This may be a rare case in which the previously unreleased tracks (a session with different musicians recorded a year after the issued session) are better than those on the original album. Unless the album was released before the second session was recorded, I'm really surprised that they didn't use the second session, or some mix of the two.
Of course, this album's particularity is the quintet + choir format. Once you get past the slightly dated weirdness of it all, there's a fair amount to enjoy. It starts out great with a funky "Hey Hey" (yes, the female voices do punctuate the tune with "hey! hey!") in which the voices serve a rhythmic role. Carlos Garnett injects squealing free/blues energy and under Woody Shaw's solo, Freddie Waits plays an almost free-time funky swing not quite like anything else I've heard. Actually, it kind of sounds like... Nasheet Waits.
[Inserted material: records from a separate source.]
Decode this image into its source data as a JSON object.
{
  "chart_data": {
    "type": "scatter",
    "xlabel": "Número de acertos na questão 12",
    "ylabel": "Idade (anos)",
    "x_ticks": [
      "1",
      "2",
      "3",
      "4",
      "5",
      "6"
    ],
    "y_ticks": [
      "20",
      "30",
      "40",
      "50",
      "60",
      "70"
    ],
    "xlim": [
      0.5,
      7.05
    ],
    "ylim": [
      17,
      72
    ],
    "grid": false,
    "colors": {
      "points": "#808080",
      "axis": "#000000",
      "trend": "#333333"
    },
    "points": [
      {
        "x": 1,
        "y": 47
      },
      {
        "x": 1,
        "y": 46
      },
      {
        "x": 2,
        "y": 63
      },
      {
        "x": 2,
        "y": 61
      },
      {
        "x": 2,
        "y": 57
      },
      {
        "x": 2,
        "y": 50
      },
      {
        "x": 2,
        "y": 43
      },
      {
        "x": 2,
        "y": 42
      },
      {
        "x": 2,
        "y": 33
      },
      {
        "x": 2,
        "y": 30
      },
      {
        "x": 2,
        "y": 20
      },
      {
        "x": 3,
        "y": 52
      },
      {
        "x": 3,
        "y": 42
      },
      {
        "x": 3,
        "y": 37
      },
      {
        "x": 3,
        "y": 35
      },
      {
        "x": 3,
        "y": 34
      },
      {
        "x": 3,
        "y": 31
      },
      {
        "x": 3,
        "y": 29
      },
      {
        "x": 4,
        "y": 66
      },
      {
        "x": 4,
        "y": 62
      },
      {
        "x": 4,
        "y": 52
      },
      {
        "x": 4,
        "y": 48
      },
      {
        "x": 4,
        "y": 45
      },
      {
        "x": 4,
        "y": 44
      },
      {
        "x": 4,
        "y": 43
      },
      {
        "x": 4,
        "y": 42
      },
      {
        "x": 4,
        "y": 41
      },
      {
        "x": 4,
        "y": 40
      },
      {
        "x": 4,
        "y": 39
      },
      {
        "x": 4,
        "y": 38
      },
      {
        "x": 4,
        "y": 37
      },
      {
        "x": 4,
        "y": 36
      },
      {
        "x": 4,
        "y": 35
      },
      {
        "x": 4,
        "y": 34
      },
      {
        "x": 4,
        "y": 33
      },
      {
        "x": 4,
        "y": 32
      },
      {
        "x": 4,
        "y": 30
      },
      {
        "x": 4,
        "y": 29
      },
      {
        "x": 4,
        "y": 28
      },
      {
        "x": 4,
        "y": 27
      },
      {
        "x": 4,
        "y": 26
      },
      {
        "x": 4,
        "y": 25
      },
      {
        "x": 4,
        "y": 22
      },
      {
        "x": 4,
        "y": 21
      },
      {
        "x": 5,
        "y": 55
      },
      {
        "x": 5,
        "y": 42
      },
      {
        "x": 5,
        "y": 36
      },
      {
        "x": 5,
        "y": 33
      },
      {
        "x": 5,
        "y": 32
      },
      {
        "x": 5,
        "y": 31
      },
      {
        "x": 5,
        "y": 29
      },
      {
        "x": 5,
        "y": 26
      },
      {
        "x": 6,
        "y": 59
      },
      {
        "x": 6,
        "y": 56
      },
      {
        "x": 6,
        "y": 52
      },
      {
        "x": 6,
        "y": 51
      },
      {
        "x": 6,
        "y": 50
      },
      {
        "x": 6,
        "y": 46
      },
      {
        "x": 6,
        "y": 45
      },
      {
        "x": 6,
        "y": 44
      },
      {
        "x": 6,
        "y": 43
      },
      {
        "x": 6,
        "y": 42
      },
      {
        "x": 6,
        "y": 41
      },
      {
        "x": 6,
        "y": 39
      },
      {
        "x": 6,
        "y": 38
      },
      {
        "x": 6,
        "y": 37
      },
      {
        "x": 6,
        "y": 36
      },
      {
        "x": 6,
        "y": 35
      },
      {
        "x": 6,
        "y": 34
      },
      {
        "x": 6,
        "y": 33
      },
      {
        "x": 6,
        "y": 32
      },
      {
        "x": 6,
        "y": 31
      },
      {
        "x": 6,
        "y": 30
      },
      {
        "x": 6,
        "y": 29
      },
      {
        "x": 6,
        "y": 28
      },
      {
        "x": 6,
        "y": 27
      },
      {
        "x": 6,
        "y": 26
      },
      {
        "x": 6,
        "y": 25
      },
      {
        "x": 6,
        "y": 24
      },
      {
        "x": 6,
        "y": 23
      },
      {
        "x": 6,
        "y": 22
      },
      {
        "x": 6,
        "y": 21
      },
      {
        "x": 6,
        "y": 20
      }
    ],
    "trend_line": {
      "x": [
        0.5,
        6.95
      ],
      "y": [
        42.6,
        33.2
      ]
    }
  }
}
The last track of the original album, "Ghetto Lights" is the other highlight, as the vocal writing is at its most multi-layered. Nice solos, too, but nothing that equals the stunning version on Bobby Hutcherson's "Dialogue."
Waits is perhaps the album's main problem, actually. He often sounds a bit over-eager, which is probably the last thing you want to be when playing Hill's music. An egregious example is on "Two Lullabies," when Waits injects a heavy back-beat as if to kick Shaw's solo into a higher gear, but seems as surprised as we are to learn that Shaw's solo spot is actually over. He then fumbles his way back into a quieter groove. On the very next track, he does something similar at the end of Garnett's solo, but, not having forgotten the form, nails it, so the fill serves as a full stop. Also, on the title track, he and Richard Davis don't gel at all, so the tune sags a lot despite some nice solos.
None of these problems occur on the second session, with Ben Riley and Ron Carter. The whole session sounds, on the one hand a lot smoother, on the other, more conservative, despite the vocal arrangements being slightly better.
I wonder if Hill's late '60s shift away from his more difficult music is a sign that the opinions he's expressed on Cecil Taylor had already taken hold at that time. The problem is that he becomes a little too mainstream and his music loses its strength, becomes a little too ordinary, whereas the mid-60s albums are all momentous occasions. It seems to me that "Dusk" and "Time Lines" strike a good balance between these two poles.